Even Rupiah himself knows very well that the campaign programmes they have been running with Chanda are anchored on lies, smears and negative campaigning. There is no truth, there is no fairness, there is no decency in these campaigns of theirs. But these are things Rupiah and his friends have been supporting and financing. One wonders if Rupiah really means what he said. Of course we know what Rupiah read yesterday was a product of speechwriters, spin-doctors trying to make him look and sound statesman-like, trying to make him look and sound good.

Rupiah doesn’t seem to believe in any of those things. Rupiah has never conducted his campaigns on those lines. Where is the fairness in Rupiah’s abuse of the state-owned and government-controlled media? One who is fair cannot use institutions and services that should be available to all others to their total exclusion. Where is the honour in Rupiah’s deriding and insulting of others, calling them mambalas and all sorts of names? Where is the integrity in Rupiah’s abuse of government resources and facilities to keep himself in power?

If this statement demonstrates a change of heart on Rupiah’s part to do that which is right, then we stand a very good chance of having elections that are peaceful, free and fair.

However, we shouldn’t deceive ourselves. Rupiah is not going to change so easily and so quickly. What may help change Rupiah is only the position the great majority of our people take on these issues; their rejection of lies, smears, political thuggery and negative campaigning. If Rupiah realises that there will be no political profit in engaging in these practices, then he will have no choice but to do that which he thinks will gain him votes.

Rupiah should not be allowed to conduct these elections in a manner that puts others at an unfair disadvantage. There ought to be transparency in everything, including the printing of ballot papers. The only thing that should be secret should only be the act of voting itself.

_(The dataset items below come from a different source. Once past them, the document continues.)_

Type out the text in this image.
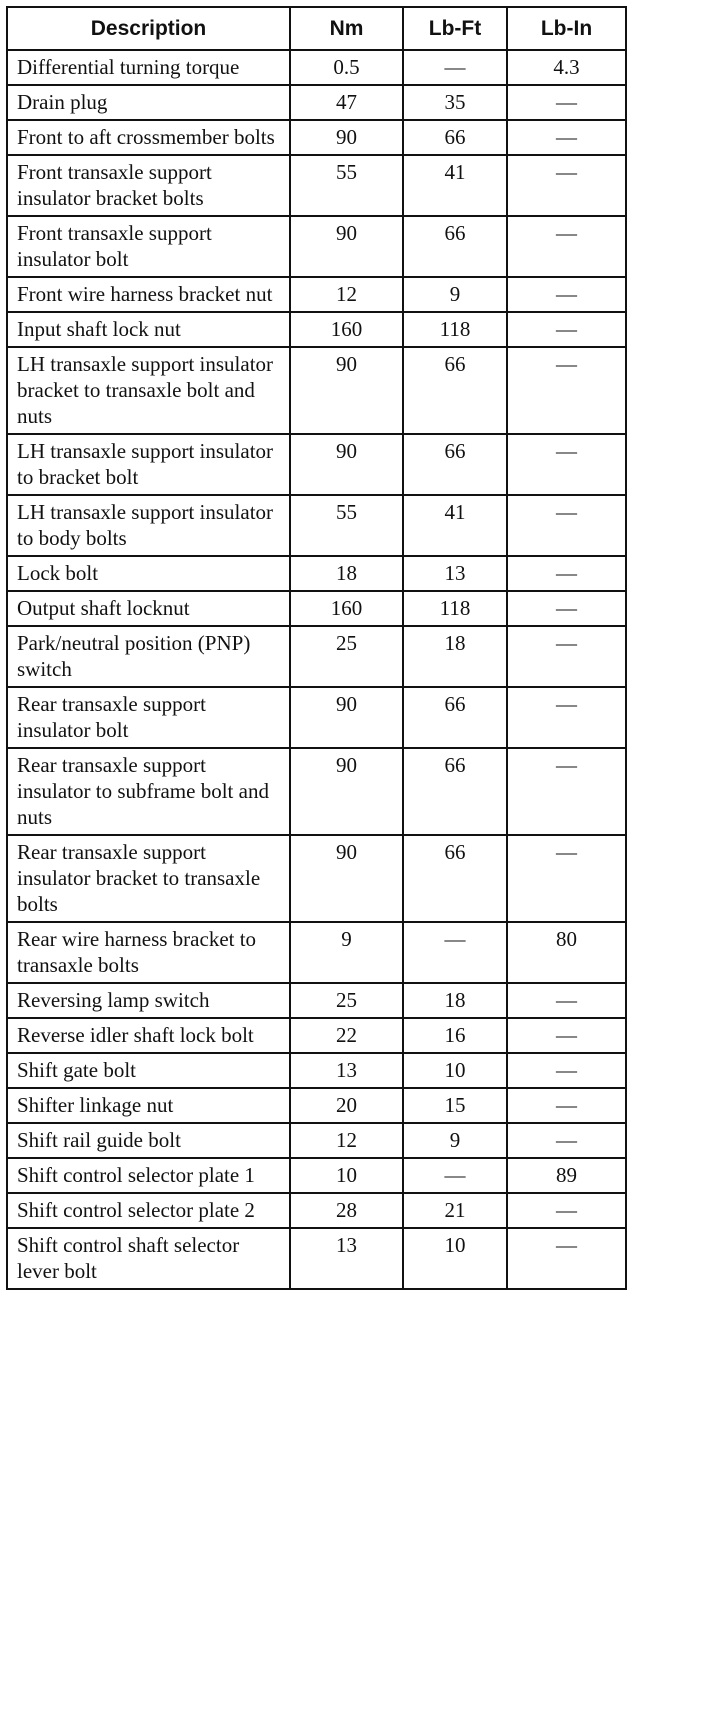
Description	Nm	Lb-Ft	Lb-In
Differential turning torque	0.5	—	4.3
Drain plug	47	35	—
Front to aft crossmember bolts	90	66	—
Front transaxle support insulator bracket bolts	55	41	—
Front transaxle support insulator bolt	90	66	—
Front wire harness bracket nut	12	9	—
Input shaft lock nut	160	118	—
LH transaxle support insulator bracket to transaxle bolt and nuts	90	66	—
LH transaxle support insulator to bracket bolt	90	66	—
LH transaxle support insulator to body bolts	55	41	—
Lock bolt	18	13	—
Output shaft locknut	160	118	—
Park/neutral position (PNP) switch	25	18	—
Rear transaxle support insulator bolt	90	66	—
Rear transaxle support insulator to subframe bolt and nuts	90	66	—
Rear transaxle support insulator bracket to transaxle bolts	90	66	—
Rear wire harness bracket to transaxle bolts	9	—	80
Reversing lamp switch	25	18	—
Reverse idler shaft lock bolt	22	16	—
Shift gate bolt	13	10	—
Shifter linkage nut	20	15	—
Shift rail guide bolt	12	9	—
Shift control selector plate 1	10	—	89
Shift control selector plate 2	28	21	—
Shift control shaft selector lever bolt	13	10	—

Rupiah says “we do not want these elections to be marred with irregularities,” and reminds “all Zambians that election observers will be invited and that the eyes of the world will be upon us”.

A fundamental element of democracy in any society is the space given to freely choose leaders in a free and fair election. Free and fair elections in choosing leaders are absolutely necessary in a democratic process. It is sad when elections are marred with unfairness and irregularities. It is essential for Rupiah to ensure that the forthcoming elections are not marred with unfairness and irregularities. Respect for human dignity requires that elections are conducted well.

Elections should never be a matter of fraud or coercion since that would break the sacred character of democracy. It is also not enough to invite observers but refuse to allow them to do that which they need to do to ensure effective, efficient and orderly monitoring. In this regard, election observers require parallel vote tabulation for them and others to ensure that tallying of vote totals is conducted as openly as possible and there is an effective and efficient verification mechanism in place. This is needed so that citizens are confident that the results are accurate and that the government that results from these elections does, indeed, rest upon their consent and the election result is a true reflection of the will of the people.

The forthcoming elections will provide all Zambians with a unique opportunity to show their political maturity and their sincere aspirations for peace and harmony anchored in justice.